I'm stuck on this problem. I don't even know how to start:
If $(f_1,...,f_n) : \mathbb{R}^n\longrightarrow{\mathbb{R}^n}$ with $f \in C^1 $ is a vector field and $V:\mathbb{R}^n\longrightarrow{\mathbb{R}}$ is a differentiable function such that $\displaystyle\sum_{i=1}^n{\frac{dV}{dx_i}f_i(x)}\leq{0}$ and $V(x)\geq{\left |{x}\right |}^2,\forall{x}\in{\mathbb{R}^n}$, prove that all solution of $\dfrac{dx}{dt}=f(x)$ is defined for all $t>0$
Thanks in advance.
For $f$ continuous, $$ \frac{dx}{dt} = f(x) $$ has a local (in $t$) solution for a given initial condition $x(0) = (x_1(0), \dots, x_n(0))$. If $f$ is Lipschitz, then this local solution is unique. For these results, and for extending a local solution to a global one, refer to any book on the theory of ODEs (for example, Chapter 1 of Theory of Ordinary Differential Equations by Coddington).

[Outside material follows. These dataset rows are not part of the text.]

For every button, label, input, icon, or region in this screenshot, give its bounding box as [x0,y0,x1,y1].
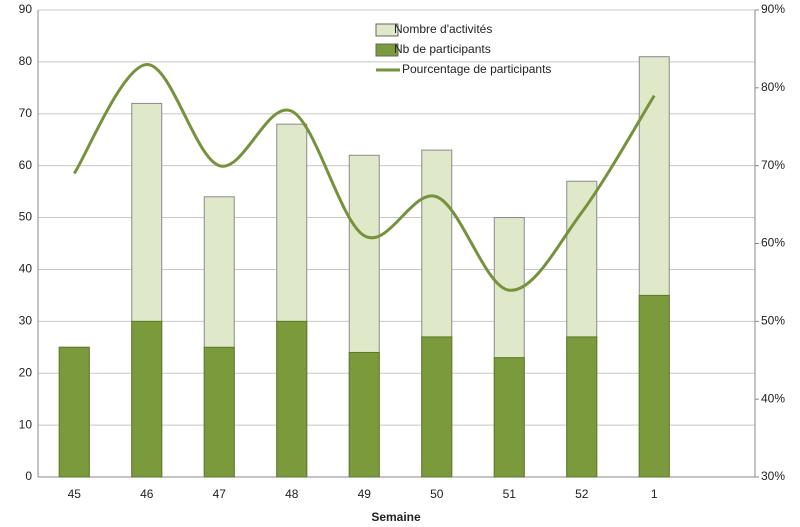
x-tick-label: 48 [285,487,299,501]
bar [276,320,308,478]
legend-label: Nb de participants [394,42,491,56]
bar [348,351,380,478]
bar [638,294,670,478]
bar [58,346,90,478]
x-tick-label: 49 [358,487,372,501]
line [72,62,656,292]
y2-tick-label: 90% [761,2,785,16]
y-tick-label: 70 [19,106,33,120]
x-tick-label: 46 [140,487,154,501]
bar [203,346,235,478]
y-tick-label: 90 [19,2,33,16]
legend-label: Pourcentage de participants [402,62,551,76]
y-tick-label: 0 [25,469,32,483]
legend-swatch [375,43,399,57]
x-tick-label: 1 [651,487,658,501]
y-tick-label: 30 [19,314,33,328]
y-tick-label: 80 [19,54,33,68]
x-tick-label: 50 [430,487,444,501]
y-tick-label: 20 [19,365,33,379]
y2-tick-label: 30% [761,469,785,483]
y-tick-label: 60 [19,158,33,172]
x-tick-label: 45 [68,487,82,501]
y2-tick-label: 50% [761,314,785,328]
legend-swatch [375,23,399,37]
bar [131,320,163,478]
x-tick-label: 47 [213,487,227,501]
y2-tick-label: 60% [761,236,785,250]
y-tick-label: 50 [19,210,33,224]
y-tick-label: 10 [19,417,33,431]
y2-tick-label: 80% [761,80,785,94]
y-tick-label: 40 [19,262,33,276]
y2-tick-label: 70% [761,158,785,172]
bar [493,357,525,478]
x-tick-label: 52 [575,487,589,501]
y2-tick-label: 40% [761,391,785,405]
bar [421,336,453,478]
legend-label: Nombre d'activités [394,22,492,36]
bar [566,336,598,478]
x-tick-label: 51 [503,487,517,501]
x-axis-label: Semaine [371,510,421,524]
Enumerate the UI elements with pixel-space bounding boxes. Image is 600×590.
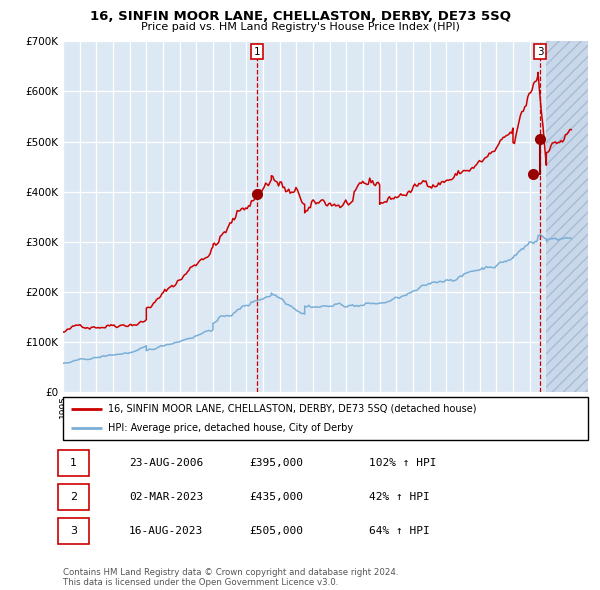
Bar	[547, 41, 588, 392]
Text: 02-MAR-2023: 02-MAR-2023	[129, 492, 203, 502]
FancyBboxPatch shape	[58, 450, 89, 476]
Text: HPI: Average price, detached house, City of Derby: HPI: Average price, detached house, City…	[107, 423, 353, 433]
Text: 3: 3	[70, 526, 77, 536]
Text: 42% ↑ HPI: 42% ↑ HPI	[369, 492, 430, 502]
Bar	[547, 41, 588, 392]
Text: 16, SINFIN MOOR LANE, CHELLASTON, DERBY, DE73 5SQ: 16, SINFIN MOOR LANE, CHELLASTON, DERBY,…	[89, 10, 511, 23]
Text: £435,000: £435,000	[249, 492, 303, 502]
Text: Price paid vs. HM Land Registry's House Price Index (HPI): Price paid vs. HM Land Registry's House …	[140, 22, 460, 32]
FancyBboxPatch shape	[63, 397, 588, 440]
Text: 16, SINFIN MOOR LANE, CHELLASTON, DERBY, DE73 5SQ (detached house): 16, SINFIN MOOR LANE, CHELLASTON, DERBY,…	[107, 404, 476, 414]
FancyBboxPatch shape	[58, 518, 89, 544]
Text: 3: 3	[536, 47, 544, 57]
Text: 16-AUG-2023: 16-AUG-2023	[129, 526, 203, 536]
Text: 1: 1	[70, 458, 77, 467]
Text: 23-AUG-2006: 23-AUG-2006	[129, 458, 203, 467]
Text: Contains HM Land Registry data © Crown copyright and database right 2024.
This d: Contains HM Land Registry data © Crown c…	[63, 568, 398, 587]
Text: 64% ↑ HPI: 64% ↑ HPI	[369, 526, 430, 536]
Text: 102% ↑ HPI: 102% ↑ HPI	[369, 458, 437, 467]
FancyBboxPatch shape	[58, 484, 89, 510]
Text: £395,000: £395,000	[249, 458, 303, 467]
Text: 2: 2	[70, 492, 77, 502]
Text: 1: 1	[254, 47, 260, 57]
Text: £505,000: £505,000	[249, 526, 303, 536]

Suppose $x(t)$ is a local solution for $t\in [0,T]$ with initial condition $x(0)$. To prove its uniqueness, dot both sides by $\nabla V$ to get $$ \frac{d}{dt}V(x(t)) = \nabla V \cdot f \leq 0. $$ Hence $V(x(t))$ is a decreasing function. That is, $|x(t)|^2 \leq V(x(t)) \leq V(x(0))$. The point is that $x(t)$ remains bounded. Since $f \in C^1$, it is locally Lipschitz (due to bounded first derivative in compact sets), which gives the uniqueness of local solution.